Reproducible: Always

Steps to Reproduce:
Open a PDF that contains different page numbering symbols (page label ranges).

Comment 1 Pino Toscano 2011-04-27 11:07:47 UTC

Part of this is already covered by bug #187237. What else is left out of it?

Would be nice if you could actually list the issues, not generic "page labels are broken" and "I tried okular and it failed".

Comment 2 Evert Mouw 2011-04-27 19:57:41 UTC

I mentioned the specific part of the PDF spec that Okular is violating. I guess that is issue enough. If it isn't, that's fine with me, I just continue using a PDF viewer that follows the specs.

Comment 3 Albert Astals Cid 2011-04-27 20:13:55 UTC

Please attach a pdf file that shows the problem.

Comment 4 Evert Mouw 2011-04-27 20:48:41 UTC

Created attachment 59375 [details]
example: pdf containing different page labels (dutch)

A Dutch PDF document showing different page labels. Note that the first three pages are Roman numerals (i, ii, ii), then followed by Indian (Arabic) numerals 1, 2, 3, ...

Comment 5 Davor Cubranic 2011-04-28 22:53:48 UTC

Evert, it would be helpful if in your bug summary and description you said what it is you think should be changed. It is not strictly true that Okular or other PDF readers mentioned in your blog post "don't follow the specs" -- they simply display the page *index* in the UI. If you propose that the UI used to navigate to pages instead use the page *label*, then please say so. (And if that's indeed the case, then see bug 231000, which has already asked the same thing.)

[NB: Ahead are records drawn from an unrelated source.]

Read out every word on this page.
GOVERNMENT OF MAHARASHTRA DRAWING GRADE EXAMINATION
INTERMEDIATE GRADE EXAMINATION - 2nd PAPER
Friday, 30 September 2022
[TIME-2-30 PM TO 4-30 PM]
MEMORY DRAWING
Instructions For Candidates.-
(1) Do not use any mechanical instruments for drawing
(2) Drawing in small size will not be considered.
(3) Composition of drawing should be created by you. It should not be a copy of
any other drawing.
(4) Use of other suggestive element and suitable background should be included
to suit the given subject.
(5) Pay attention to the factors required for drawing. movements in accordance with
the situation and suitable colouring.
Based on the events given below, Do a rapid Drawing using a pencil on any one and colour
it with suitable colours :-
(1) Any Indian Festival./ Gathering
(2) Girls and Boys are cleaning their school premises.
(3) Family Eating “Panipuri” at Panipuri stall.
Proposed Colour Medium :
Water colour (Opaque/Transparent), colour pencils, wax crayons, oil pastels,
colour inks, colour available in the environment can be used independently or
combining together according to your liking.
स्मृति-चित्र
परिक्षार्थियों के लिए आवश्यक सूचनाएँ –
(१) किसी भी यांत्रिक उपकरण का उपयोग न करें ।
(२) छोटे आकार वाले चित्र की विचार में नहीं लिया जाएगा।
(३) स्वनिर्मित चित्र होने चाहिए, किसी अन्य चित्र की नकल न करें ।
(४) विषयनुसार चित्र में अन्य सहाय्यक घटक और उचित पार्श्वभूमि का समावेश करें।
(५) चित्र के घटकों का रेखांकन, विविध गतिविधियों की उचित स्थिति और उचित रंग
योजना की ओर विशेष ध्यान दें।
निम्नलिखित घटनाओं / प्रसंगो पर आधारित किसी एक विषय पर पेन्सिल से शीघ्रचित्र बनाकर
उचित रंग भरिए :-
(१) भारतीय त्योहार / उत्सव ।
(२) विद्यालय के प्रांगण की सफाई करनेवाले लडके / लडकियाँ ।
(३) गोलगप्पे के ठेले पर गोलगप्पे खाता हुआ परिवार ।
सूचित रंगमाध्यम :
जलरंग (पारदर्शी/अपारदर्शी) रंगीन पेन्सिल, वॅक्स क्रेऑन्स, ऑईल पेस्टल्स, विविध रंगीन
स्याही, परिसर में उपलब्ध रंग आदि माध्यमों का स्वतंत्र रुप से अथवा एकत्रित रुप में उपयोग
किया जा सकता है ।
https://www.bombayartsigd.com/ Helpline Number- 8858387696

Comment 6 Evert Mouw 2011-04-30 02:13:20 UTC

@Davor: the page index starts with zero (o), by definition, so Okular and others do not display the page index (but might display the page index plus one). Either way, they do not follow the specs. Your interpretation to use page labels for page navigation would be idential to Adobe's implementation, and would IMHO be correct behaviour for any PDF viewer.

Comment 7 Davor Cubranic 2011-05-08 03:02:35 UTC

Thanks for the clarification, Evert. This can be marked a duplicated of bug 187237.

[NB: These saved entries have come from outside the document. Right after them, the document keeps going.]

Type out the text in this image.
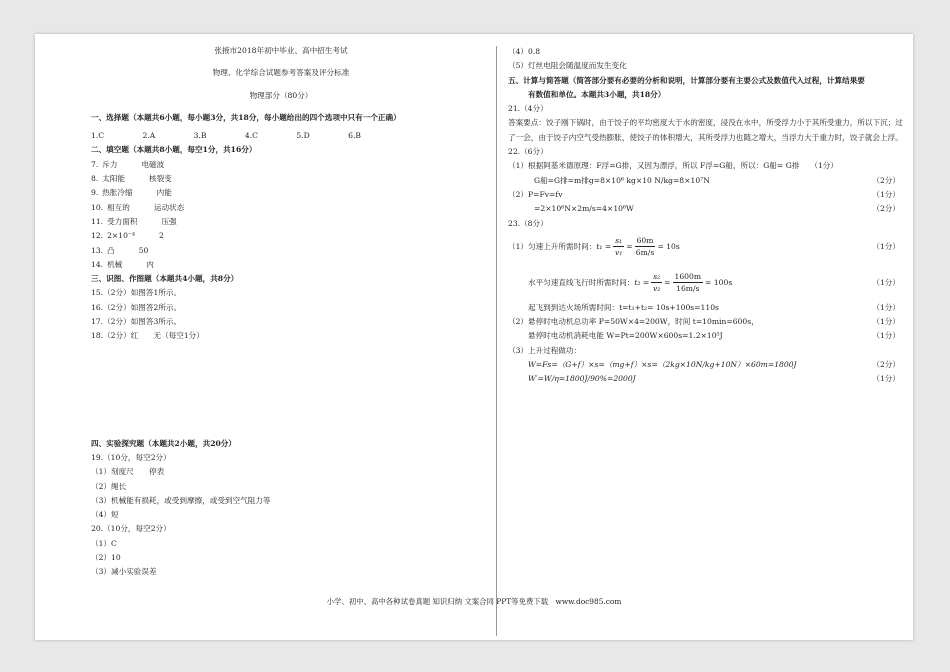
张掖市2018年初中毕业、高中招生考试
物理、化学综合试题参考答案及评分标准
物理部分（80分）
一、选择题（本题共6小题，每小题3分，共18分，每小题给出的四个选项中只有一个正确）
1.C	2.A	3.B	4.C	5.D	6.B
二、填空题（本题共8小题，每空1分，共16分）
7. 斥力	电磁波
8. 太阳能	核裂变
9. 热胀冷缩	内能
10. 相互的	运动状态
11. 受力面积	压强
12. 2×10⁻⁴	2
13. 凸	50
14. 机械	内
三、识图、作图题（本题共4小题，共8分）
15.（2分）如图答1所示。
16.（2分）如图答2所示。
17.（2分）如图答3所示。
18.（2分）红　　无（每空1分）
四、实验探究题（本题共2小题，共20分）
19.（10分，每空2分）
（1）刻度尺　　停表
（2）绳长
（3）机械能有损耗，或受到摩擦，或受到空气阻力等
（4）短
20.（10分，每空2分）
（1）C
（2）10
（3）减小实验误差
（4）0.8
（5）灯丝电阻会随温度而发生变化
五、计算与简答题（简答部分要有必要的分析和说明，计算部分要有主要公式及数值代入过程，计算结果要
有数值和单位。本题共3小题，共18分）
21.（4分）
答案要点：饺子刚下锅时，由于饺子的平均密度大于水的密度，浸没在水中，所受浮力小于其所受重力，所以下沉；过了一会，由于饺子内空气受热膨胀，使饺子的体积增大，其所受浮力也随之增大，当浮力大于重力时，饺子就会上浮。
22.（6分）
（1）根据阿基米德原理：F浮=G排，又因为漂浮，所以 F浮=G船，所以：G船= G排 （1分）
G船=G排=m排g=8×10⁶ kg×10 N/kg=8×10⁷N	（2分）
（2）P=Fv=fv	（1分）
=2×10⁶N×2m/s=4×10⁶W	（2分）
23.（8分）
（1）匀速上升所需时间： $t_1 = \frac{\text{s₁}}{\text{v₁}} = \frac{60m}{6m/s} = 10s$	（1分）
水平匀速直线飞行时所需时间： $t_2 = \frac{\text{s₂}}{\text{v₂}} = \frac{1600m}{16m/s} = 100s$	（1分）
起飞到到达火场所需时间：t=t₁+t₂= 10s+100s=110s	（1分）
（2）悬停时电动机总功率 P=50W×4=200W，时间 t=10min=600s，	（1分）
悬停时电动机消耗电能 W=Pt=200W×600s=1.2×10⁵J	（1分）
（3）上升过程做功：
W=Fs=（G+f）×s=（mg+f）×s=（2kg×10N/kg+10N）×60m=1800J	（2分）
W′=W/η=1800J/90%=2000J	（1分）
小学、初中、高中各种试卷真题 知识归纳 文案合同 PPT等免费下载　www.doc985.com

Comment 8 Evert Mouw 2011-05-08 10:54:10 UTC

Agreed, first I thought 187237 was about OCR (PageLabels were not mentioned) but it seems indeed a duplicate. I will mention the discussion here for readers of bug 187237.

*** This bug has been marked as a duplicate of bug 187237 ***

Comment 9 Dotan Cohen 2011-05-08 11:33:34 UTC

Bug 187237 asks for user-selectable page numbering, not automatic as this bug requests. I argue that this bug is therefore not a dupe of bug 187237.

Comment 10 Dotan Cohen 2011-05-08 11:34:39 UTC

Additionally, Okular is not violating the PDF spec. Okular is not implementing the full spec. There is a difference between violating the spec and not implementing part of it.

Comment 11 Davor Cubranic 2011-05-09 07:42:18 UTC

Dotan, please read comment #6 about the adherence to the spec.

As for the duplication issue, it's not my call, but here is how I see it: displaying page labels and navigating ("go-to") by page label are not the same, but they are related issues. (And Evert brings both up in this bug.) One could track them separately, but until someone actually expresses an inclination to work on them, we may as well keep them together for simplicity sake. But in that case the summary (at least) should reflect that there are multiple aspects of the bug.